Depression in the elderly is quite common – it is reported in 5% to 10% of community elders, rising to 18% in nursing home residents. Moreover, depression is associated with an increase in the death rate that is not due to suicide.
Antidepressant drugs are quite successful in treating depression in the elderly, but they can have unpleasant side effects that may prevent patients from using them.
Exercise Helps Preventing and Treating Depression
Instead of taking drugs to control depression, a good alternative such as exercise is now proven to be useful. The body produces more natural antidepressants when you exercise. According to research, 150 minutes of exercise each week; i.e. 30 minutes a day, 4 to 5 days a week, can help treat mental health conditions including anxiety and depression. Exercise lowers stress, elevates happiness, and fosters self-esteem.

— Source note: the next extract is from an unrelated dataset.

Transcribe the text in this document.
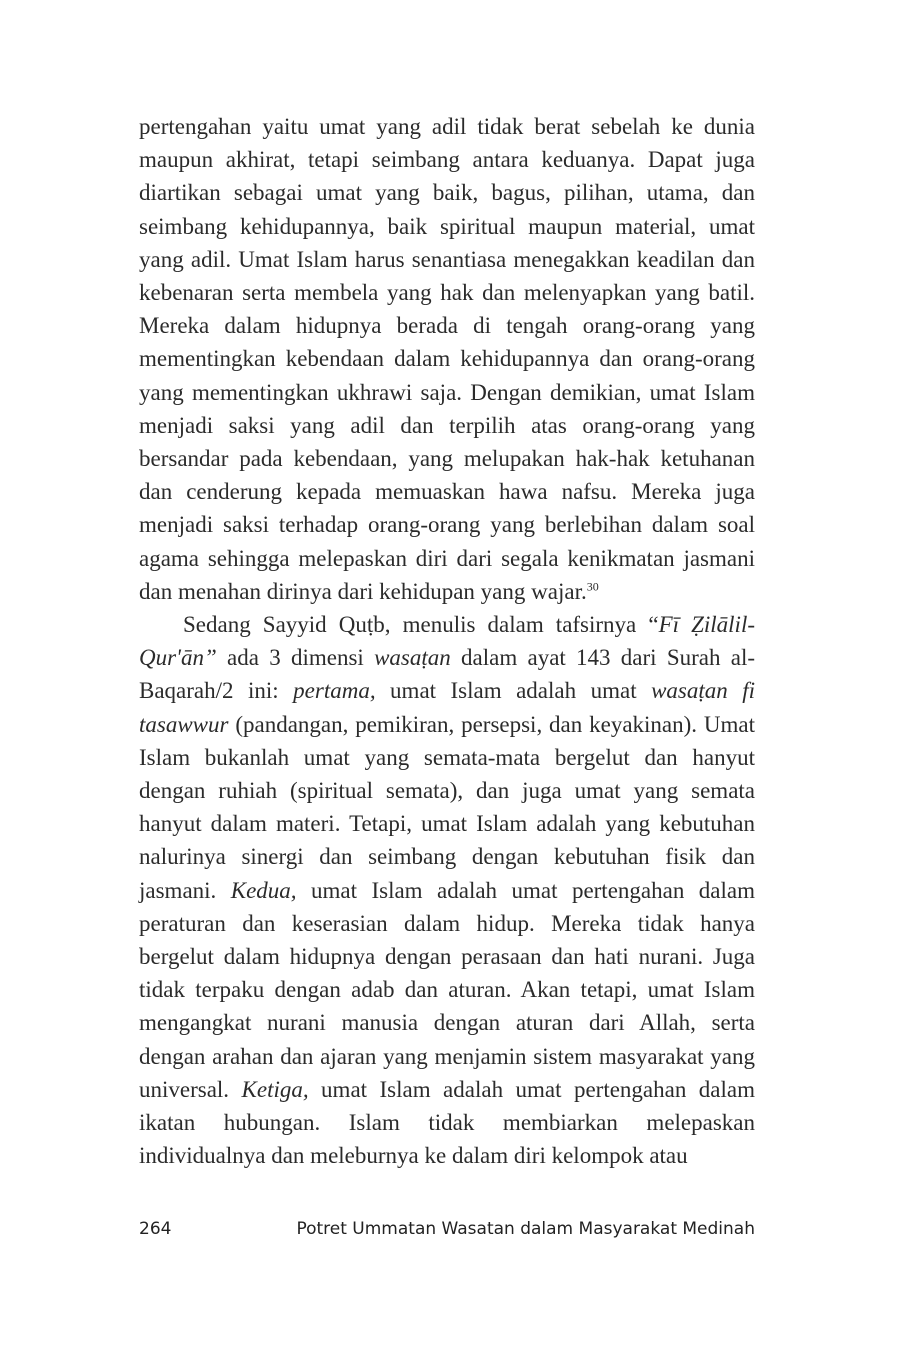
pertengahan yaitu umat yang adil tidak berat sebelah ke dunia maupun akhirat, tetapi seimbang antara keduanya. Dapat juga diartikan sebagai umat yang baik, bagus, pilihan, utama, dan seimbang kehidupannya, baik spiritual maupun material, umat yang adil. Umat Islam harus senantiasa menegakkan keadilan dan kebenaran serta membela yang hak dan melenyapkan yang batil. Mereka dalam hidupnya berada di tengah orang-orang yang mementingkan kebendaan dalam kehidupannya dan orang-orang yang mementingkan ukhrawi saja. Dengan demikian, umat Islam menjadi saksi yang adil dan terpilih atas orang-orang yang bersandar pada kebendaan, yang melupakan hak-hak ketuhanan dan cenderung kepada memuaskan hawa nafsu. Mereka juga menjadi saksi terhadap orang-orang yang berlebihan dalam soal agama sehingga melepaskan diri dari segala kenikmatan jasmani dan menahan dirinya dari kehidupan yang wajar.$^{30}$

Sedang Sayyid Quṭb, menulis dalam tafsirnya “Fī Ẓilālil-Qur'ān” ada 3 dimensi wasaṭan dalam ayat 143 dari Surah al-Baqarah/2 ini: pertama, umat Islam adalah umat wasaṭan fi tasawwur (pandangan, pemikiran, persepsi, dan keyakinan). Umat Islam bukanlah umat yang semata-mata bergelut dan hanyut dengan ruhiah (spiritual semata), dan juga umat yang semata hanyut dalam materi. Tetapi, umat Islam adalah yang kebutuhan nalurinya sinergi dan seimbang dengan kebutuhan fisik dan jasmani. Kedua, umat Islam adalah umat pertengahan dalam peraturan dan keserasian dalam hidup. Mereka tidak hanya bergelut dalam hidupnya dengan perasaan dan hati nurani. Juga tidak terpaku dengan adab dan aturan. Akan tetapi, umat Islam mengangkat nurani manusia dengan aturan dari Allah, serta dengan arahan dan ajaran yang menjamin sistem masyarakat yang universal. Ketiga, umat Islam adalah umat pertengahan dalam ikatan hubungan. Islam tidak membiarkan melepaskan individualnya dan meleburnya ke dalam diri kelompok atau

264	Potret Ummatan Wasatan dalam Masyarakat Medinah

In a study conducted in the US, exercise treatment was given to elderly patients suffering from depression. It consisted of 30 minutes of continuous walking or jogging (with 10-minute warm-up and 5-minute cool-down periods) at a rate to provide 70% to 85% of the heart rate reserve. The sessions were done three times a week for 16 consecutive weeks.
It was found that many of the patients felt much better at the end of the period. The reason for the favorable effects of exercise is uncertain.
It may be that their improved levels of fitness made people feel better. It may be that the physiological effects of exercise improve mood or self-esteem in some biochemical way (e.g., by the release of endorphins). One important point is the social interaction that occurs in exercise regimens.
It may not be possible to get over depression completely. Nevertheless, the findings are encouraging for those elderly people with depression who cannot tolerate antidepressant drugs, or who require the benefits of a social activity that carries numerous other rewards. It looks as if depression can be added to the growing list of theories that claim with certainty- ‘Exercise is good for you’.